Visualization of comparative results.

As demonstrated in Figure 9, the visualization results of the three images above indicate that YOLOv8s has a higher false detection rate and more misclassifications compared to ES-YOLOv8. In these three images, YOLOv8s exhibits one instance of misclassification, two instances of incorrect detection, and one instance of false detection. These errors are highlighted with black boxes in the figure.

Comparative experiment with state-of-the-arts models

To objectively assess the comprehensive performance of the proposed model in terms of average precision, recall, mAP@0.5, mAP@0.5:0.95, and F1 score, we compare its performance against seven state-of-the-art deep learning-based object detection algorithms, including one-stage methods SSD (VGG-16), YOLOv5s, YOLOv8s, CDW-YOLOv820, YOLOv9s46, YOLOv10s, YOLOv11s, and the two-stage method Faster R-CNN (ResNet-50)47. The results are shown in Table 4. CDW-YOLOv8 is an advanced model built upon improvements to YOLOv8n, specifically designed for solid waste detection.

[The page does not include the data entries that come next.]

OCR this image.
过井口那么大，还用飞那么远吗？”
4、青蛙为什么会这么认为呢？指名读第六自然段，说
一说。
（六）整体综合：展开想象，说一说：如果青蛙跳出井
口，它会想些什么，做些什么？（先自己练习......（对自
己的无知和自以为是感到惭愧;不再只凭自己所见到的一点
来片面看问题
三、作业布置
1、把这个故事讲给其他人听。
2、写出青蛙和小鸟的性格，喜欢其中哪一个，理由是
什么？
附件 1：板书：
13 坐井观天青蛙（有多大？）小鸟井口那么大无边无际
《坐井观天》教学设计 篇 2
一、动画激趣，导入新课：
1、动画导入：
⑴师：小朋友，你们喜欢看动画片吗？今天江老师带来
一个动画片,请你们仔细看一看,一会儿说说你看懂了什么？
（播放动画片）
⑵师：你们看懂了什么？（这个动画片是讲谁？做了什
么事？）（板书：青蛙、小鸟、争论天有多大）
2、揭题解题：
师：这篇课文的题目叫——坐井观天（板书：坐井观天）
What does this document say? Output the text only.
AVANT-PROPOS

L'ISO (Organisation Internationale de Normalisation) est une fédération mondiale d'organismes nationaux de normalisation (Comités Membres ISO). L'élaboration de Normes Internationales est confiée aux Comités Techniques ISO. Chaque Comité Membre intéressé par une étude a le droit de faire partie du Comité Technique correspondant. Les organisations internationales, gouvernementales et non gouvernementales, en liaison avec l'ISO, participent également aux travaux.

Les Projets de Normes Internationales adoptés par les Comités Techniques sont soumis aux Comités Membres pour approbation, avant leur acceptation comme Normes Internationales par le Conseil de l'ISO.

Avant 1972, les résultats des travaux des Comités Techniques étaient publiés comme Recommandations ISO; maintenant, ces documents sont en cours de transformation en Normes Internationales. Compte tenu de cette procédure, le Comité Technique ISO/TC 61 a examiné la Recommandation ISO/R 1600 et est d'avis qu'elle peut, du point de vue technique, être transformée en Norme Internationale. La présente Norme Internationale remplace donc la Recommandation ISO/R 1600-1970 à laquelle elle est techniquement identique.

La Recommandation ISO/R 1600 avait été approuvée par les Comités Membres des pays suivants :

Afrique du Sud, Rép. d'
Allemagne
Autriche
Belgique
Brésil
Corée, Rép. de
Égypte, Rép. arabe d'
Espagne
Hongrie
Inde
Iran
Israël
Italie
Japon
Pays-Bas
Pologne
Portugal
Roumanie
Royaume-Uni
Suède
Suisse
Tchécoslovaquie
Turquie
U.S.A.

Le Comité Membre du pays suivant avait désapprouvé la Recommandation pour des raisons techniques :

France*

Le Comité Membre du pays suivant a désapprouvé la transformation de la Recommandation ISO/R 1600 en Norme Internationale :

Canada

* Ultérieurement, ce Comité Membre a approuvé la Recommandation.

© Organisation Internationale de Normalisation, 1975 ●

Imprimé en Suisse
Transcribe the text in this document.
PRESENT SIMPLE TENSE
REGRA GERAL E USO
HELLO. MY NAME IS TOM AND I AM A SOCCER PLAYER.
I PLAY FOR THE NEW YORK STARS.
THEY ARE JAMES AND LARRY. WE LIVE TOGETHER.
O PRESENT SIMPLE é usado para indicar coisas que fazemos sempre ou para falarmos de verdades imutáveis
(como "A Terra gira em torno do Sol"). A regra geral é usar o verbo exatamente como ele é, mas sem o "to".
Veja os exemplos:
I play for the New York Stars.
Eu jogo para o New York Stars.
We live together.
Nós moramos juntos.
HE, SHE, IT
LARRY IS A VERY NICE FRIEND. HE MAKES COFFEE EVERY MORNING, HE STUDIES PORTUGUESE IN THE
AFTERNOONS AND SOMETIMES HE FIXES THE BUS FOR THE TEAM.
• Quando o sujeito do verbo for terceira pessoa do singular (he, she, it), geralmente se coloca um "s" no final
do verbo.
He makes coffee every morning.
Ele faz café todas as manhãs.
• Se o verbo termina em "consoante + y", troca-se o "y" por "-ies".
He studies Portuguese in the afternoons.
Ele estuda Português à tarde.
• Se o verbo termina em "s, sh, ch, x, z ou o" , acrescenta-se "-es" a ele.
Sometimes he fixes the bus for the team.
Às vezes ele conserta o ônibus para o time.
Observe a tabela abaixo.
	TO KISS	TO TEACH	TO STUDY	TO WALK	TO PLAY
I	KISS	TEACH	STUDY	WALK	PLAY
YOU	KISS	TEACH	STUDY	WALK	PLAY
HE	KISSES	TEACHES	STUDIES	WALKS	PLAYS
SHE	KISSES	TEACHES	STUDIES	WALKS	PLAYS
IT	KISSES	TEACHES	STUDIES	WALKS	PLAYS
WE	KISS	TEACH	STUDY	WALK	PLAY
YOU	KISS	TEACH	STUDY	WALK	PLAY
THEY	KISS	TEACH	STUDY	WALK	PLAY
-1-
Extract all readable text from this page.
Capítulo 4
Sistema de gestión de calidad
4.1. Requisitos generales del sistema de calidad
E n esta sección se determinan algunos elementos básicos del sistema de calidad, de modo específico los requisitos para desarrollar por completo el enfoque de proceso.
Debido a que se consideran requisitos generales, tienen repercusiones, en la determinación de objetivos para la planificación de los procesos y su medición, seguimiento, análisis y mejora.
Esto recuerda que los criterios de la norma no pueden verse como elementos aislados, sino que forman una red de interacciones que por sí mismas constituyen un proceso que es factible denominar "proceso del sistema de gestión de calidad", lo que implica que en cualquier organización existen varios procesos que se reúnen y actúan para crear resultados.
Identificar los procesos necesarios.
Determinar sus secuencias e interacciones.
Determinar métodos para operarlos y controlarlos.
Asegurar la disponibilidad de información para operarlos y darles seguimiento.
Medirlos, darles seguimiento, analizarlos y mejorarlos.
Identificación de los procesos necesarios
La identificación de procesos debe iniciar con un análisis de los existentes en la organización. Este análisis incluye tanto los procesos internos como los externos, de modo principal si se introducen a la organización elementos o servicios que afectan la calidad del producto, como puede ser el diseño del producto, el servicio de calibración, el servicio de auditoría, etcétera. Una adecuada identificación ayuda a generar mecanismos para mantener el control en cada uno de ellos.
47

Table 4 Comparative results of state-of-the-arts methods on the self-made Dataset.

As indicated in the Table 4, it can be observed that YOLOv5s demonstrates commendable performance in solid waste detection, with its recall and F1 score slightly surpassing those of other algorithms. However, its mAP@0.5:0.95 is marginally lower. SSD exhibits higher precision compared to other algorithms but has the lowest recall, leading to a relatively lower average precision. Faster R-CNN, on the other hand, performs poorly overall in solid waste detection.

Additionally, we compare our model with CDW-YOLOv8, a newly improved model specifically designed for solid waste detection. While its detection accuracy on the self-made dataset is relatively low, it demonstrates a 2.5% improvement over YOLOv8n as reported in their research20. YOLOv9s does not exhibit outstanding performance in solid waste detection. YOLOv10s and YOLOv11s outperform other versions on the custom dataset. However, compared to ES-YOLOv8, our proposed model demonstrates superior detection accuracy.

In summary, ES-YOLOv8 not only achieves the highest performance in terms of mAP@0.5 and mAP@0.5:0.95, but also outperforms most other algorithms across all evaluation metrics. The data presented in Table 4 clearly indicate that the proposed algorithm provides a distinct advantage in detecting various categories of solid floating waste. These findings demonstrate its superior performance and highlight its potential for application in diverse waterborne solid waste detection scenarios.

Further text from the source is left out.